Installation

System Requirements

  • CUDA-compatible GPU (recommended for deep learning models)

  • Conda package manager or Poetry (for development setup)

Development Setup

For users who want to modify the code or contribute to the project. This is the recommended approach for researchers and developers.

1. Clone the Repository

git clone https://github.com/CamiloSinningUN/CellMIL.git
cd CellMIL

2. Create Conda Environment

Note

This step can be skipped if you already have Python 3.10 and Poetry installed on your machine.

If you don’t have conda installed, follow the instructions from the official documentation.

# Create environment
conda env create -f environment.yml

# Activate environment
conda activate cellmil

3. Install Python Dependencies

poetry install

Note

Poetry will install PyTorch with CUDA 11.8 support. If you have a GPU with an older CUDA version, install PyTorch manually first before running poetry install.
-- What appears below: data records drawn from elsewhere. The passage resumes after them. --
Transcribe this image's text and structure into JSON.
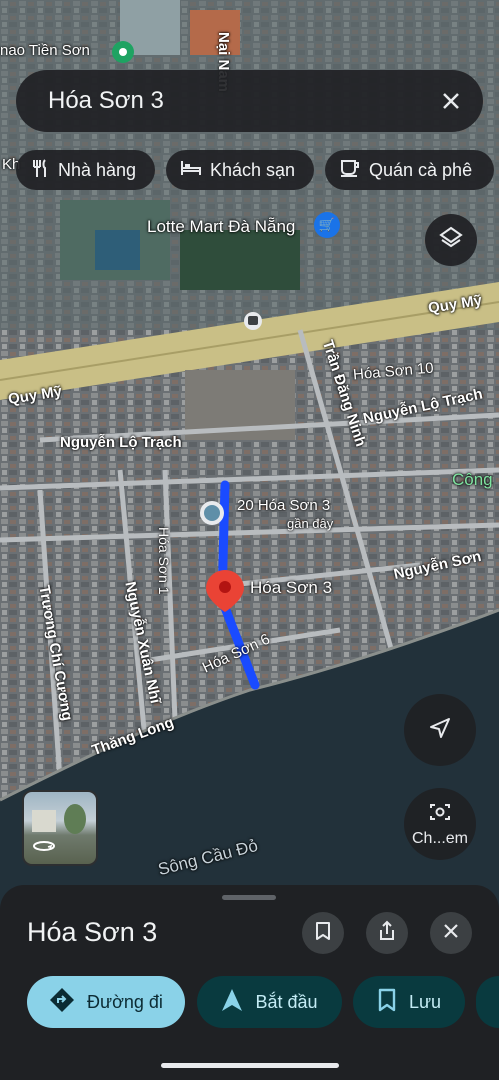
{
  "search": {
    "query": "Hóa Sơn 3",
    "clear_icon": "close-icon"
  },
  "chips": [
    {
      "label": "Nhà hàng",
      "icon": "restaurant-icon"
    },
    {
      "label": "Khách sạn",
      "icon": "hotel-icon"
    },
    {
      "label": "Quán cà phê",
      "icon": "coffee-icon"
    }
  ],
  "map_labels": {
    "poi_top": "nao Tiền Sơn",
    "kh": "Kh",
    "nai_nam": "Nại Nam",
    "lotte": "Lotte Mart Đà Nẵng",
    "quy_my_right": "Quy Mỹ",
    "quy_my_left": "Quy Mỹ",
    "tran_dang_ninh": "Trần Đăng Ninh",
    "hoa_son_10": "Hóa Sơn 10",
    "nguyen_lo_trach_right": "Nguyễn Lộ Trạch",
    "nguyen_lo_trach_left": "Nguyễn Lộ Trạch",
    "cong": "Công",
    "address_20": "20 Hóa Sơn 3",
    "gan_day": "gần đây",
    "hoa_son_1": "Hóa Sơn 1",
    "hoa_son_3": "Hóa Sơn 3",
    "nguyen_son": "Nguyễn Sơn",
    "truong_chi_cuong": "Trương Chí Cương",
    "nguyen_xuan_nhi": "Nguyễn Xuân Nhĩ",
    "hoa_son_6": "Hóa Sơn 6",
    "thang_long": "Thăng Long",
    "song_cau_do": "Sông Cầu Đỏ"
  },
  "controls": {
    "layers_icon": "layers-icon",
    "navigate_icon": "navigation-arrow-icon",
    "camera_label": "Ch...em",
    "camera_icon": "camera-icon",
    "streetview_icon": "street-view-360-icon"
  },
  "sheet": {
    "title": "Hóa Sơn 3",
    "bookmark_icon": "bookmark-icon",
    "share_icon": "share-icon",
    "close_icon": "close-icon",
    "directions_label": "Đường đi",
    "start_label": "Bắt đầu",
    "save_label": "Lưu"
  },
  "colors": {
    "accent": "#8ad2e8",
    "route": "#1a4bff",
    "pin": "#ea4335",
    "dark_button": "#093a3f"
  }
}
Visit pytorch.org to get the correct command for your system.

4. Install Additional Dependencies

# Pyradiomics (incompatible with Poetry resolver)
pip install pyradiomics

Note

Optional: Install cucim for GPU-accelerated image loading from their official documentation

Verification

To verify that the installation was successful, try running:

# Check if the CLI tools are available
patch_extraction --help

You should see help messages for each command without any errors.

GPU Support

For optimal performance, especially when working with deep learning models, GPU support is highly recommended:

  1. NVIDIA GPU: Ensure you have a CUDA-compatible NVIDIA GPU

  2. CUDA Drivers: Install the latest NVIDIA drivers

  3. PyTorch with CUDA: Install PyTorch with the correct CUDA version

To verify GPU support:

import torch
print(f"CUDA available: {torch.cuda.is_available()}")

Troubleshooting

Common Issues

Windows DataLoader Workers

If you encounter errors or duplicate runs, Windows may have issues with num_workers in DataLoader.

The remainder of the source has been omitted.